L’initiative a été mise en œuvre avec un slogan évocateur : «Je suis
un être humain, je vis avec un handicap et alors ? ». C’était
sous la présidence du chargé de mission au ministère de la Santé et du
Développement social, Modibo Coulibaly, en présence de la présidente de
l’ACAPH-HINESO, Mme Kadidiatou Coulibaly, du coordonnateur chargé des questions
de santé du Comité international de la Croix-Rouge (CICR), Mufuta Gabriel, et
de la marraine et directrice exécutive de l’Association femmes leadership et
développement durable (AFLED), Mme Mariam Diallo Dramé.
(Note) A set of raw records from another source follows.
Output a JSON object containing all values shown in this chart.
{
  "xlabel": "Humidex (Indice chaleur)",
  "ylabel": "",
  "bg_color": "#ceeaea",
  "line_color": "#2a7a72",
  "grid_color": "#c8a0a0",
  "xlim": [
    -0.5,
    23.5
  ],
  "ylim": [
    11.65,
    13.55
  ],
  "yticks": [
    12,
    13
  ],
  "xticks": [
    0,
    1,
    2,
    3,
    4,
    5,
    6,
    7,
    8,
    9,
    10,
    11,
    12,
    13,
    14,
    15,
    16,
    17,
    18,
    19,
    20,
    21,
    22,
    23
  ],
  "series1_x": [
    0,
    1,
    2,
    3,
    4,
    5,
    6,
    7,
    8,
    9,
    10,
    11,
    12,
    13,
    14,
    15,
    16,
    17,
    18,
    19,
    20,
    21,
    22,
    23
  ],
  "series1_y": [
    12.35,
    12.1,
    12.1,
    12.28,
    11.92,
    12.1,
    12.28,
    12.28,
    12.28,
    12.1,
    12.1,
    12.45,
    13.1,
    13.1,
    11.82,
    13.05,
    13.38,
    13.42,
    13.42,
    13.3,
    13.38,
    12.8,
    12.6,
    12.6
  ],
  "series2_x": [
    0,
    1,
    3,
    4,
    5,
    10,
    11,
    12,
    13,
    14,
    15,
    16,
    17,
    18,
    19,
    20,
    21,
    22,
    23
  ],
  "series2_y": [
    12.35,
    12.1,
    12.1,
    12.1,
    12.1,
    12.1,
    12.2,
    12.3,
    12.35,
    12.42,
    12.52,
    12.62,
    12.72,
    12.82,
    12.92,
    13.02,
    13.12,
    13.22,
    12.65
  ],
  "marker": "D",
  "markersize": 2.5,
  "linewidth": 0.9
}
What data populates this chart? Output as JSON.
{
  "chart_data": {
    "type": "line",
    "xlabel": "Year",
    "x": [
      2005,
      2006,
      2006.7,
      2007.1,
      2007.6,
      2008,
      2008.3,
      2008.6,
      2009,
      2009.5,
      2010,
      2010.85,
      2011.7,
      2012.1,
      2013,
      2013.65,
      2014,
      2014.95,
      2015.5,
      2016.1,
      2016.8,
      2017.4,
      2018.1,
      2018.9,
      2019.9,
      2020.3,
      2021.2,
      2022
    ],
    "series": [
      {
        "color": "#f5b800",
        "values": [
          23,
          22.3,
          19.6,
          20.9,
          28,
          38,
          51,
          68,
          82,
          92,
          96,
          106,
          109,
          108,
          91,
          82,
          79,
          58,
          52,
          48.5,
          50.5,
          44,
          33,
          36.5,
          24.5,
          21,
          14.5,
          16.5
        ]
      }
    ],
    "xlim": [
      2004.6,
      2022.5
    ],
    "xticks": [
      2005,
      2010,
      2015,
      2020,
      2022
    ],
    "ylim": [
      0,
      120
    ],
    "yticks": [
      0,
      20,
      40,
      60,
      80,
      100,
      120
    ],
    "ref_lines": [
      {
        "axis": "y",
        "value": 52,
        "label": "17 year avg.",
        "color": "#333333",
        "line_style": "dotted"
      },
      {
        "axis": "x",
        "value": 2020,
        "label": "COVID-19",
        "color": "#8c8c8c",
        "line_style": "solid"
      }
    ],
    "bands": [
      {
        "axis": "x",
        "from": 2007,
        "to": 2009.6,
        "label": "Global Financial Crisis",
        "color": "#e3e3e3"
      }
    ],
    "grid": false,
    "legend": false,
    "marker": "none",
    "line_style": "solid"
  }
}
La présidente de
l’ACAPH-HINESO a rappelé que selon une étude de l’Organisation mondiale de la
santé (OMS), plus d’un milliard de personnes, soit 15% de la population
mondiale, vivent avec un handicap. «Ce que nous cherchons aujourd’hui, c’est de
faire entendre une voix. Une voix qui nous rappelle que toute personne, peu
importe son état de santé ou son genre, mérite dignité, respect et protection»,
a-t-elle dit.
Mme
Kadidiatou Coulibaly a aussi souligné que les personnes en situation de handicap
font face à des obstacles quotidiens pour s’intégrer pleinement dans la société
et accéder à une vie professionnelle épanouie. Pour elle, lorsqu’il s’agit des
femmes handicapées, les défis sont multiples. «Elles subissent une double
discrimination liée au genre et à leur handicap», a-t-elle déclaré, avant
de remercier la CICR pour son soutien financier et logistique.
Pour
Mufuta Gabriel, le conflit a accru dans notre pays la vulnérabilité des
personnes en situation de handicap (estimée, selon l’OMS, à plus de 3,3
millions de personnes et 111.977 auraient besoin d’appareillage orthopédique),
particulièrement au nord et au centre du pays et dont l’accès aux Centres de
réadaptation physique est difficile. Le coordonnateur chargé des questions de
santé du CICR a fait remarquer qu’il existe huit centres d’appareillage
orthopédique au Mali dont cinq sont fonctionnels grâce au soutien de son
organisation humanitaire. Il s’agit du Centre national d’appareillage
orthopédique du Mali (CNAOM), du Centre Père Bernard Verspieren (CPBV) et des
Centres régionaux d’appareillage orthopédique et de rééducation fonctionnelle
(CRAORF) de Gao, Tombouctou et Mopti.
Modibo Coulibaly a remercié les responsables de l’ACAPH-HINESO pour l’initiative qui, selon lui, constitue une opportunité pour la vulgarisation de la Convention relative aux droits des personnes handicapées, adoptée le 13 décembre 2006 par les Nations unies et ratifiée par notre pays. Mais aussi des textes législatifs nationaux, notamment la loi n° 2018-27 de 12 juin 2018 relative au droit des personnes handicapées. Le chargé de mission a ajouté que le Mali a inscrit dans ses préoccupations la mise en œuvre de cette convention dont l’objet est de promouvoir, protéger, assurer la jouissance de tous les droits et libertés fondamentales des personnes vivant avec le handicap et promouvoir le respect de leur dignité universelle. Modibo Coulibaly a indiqué que les personnes handicapées sont prises en compte aussi dans la nouvelle Constitution.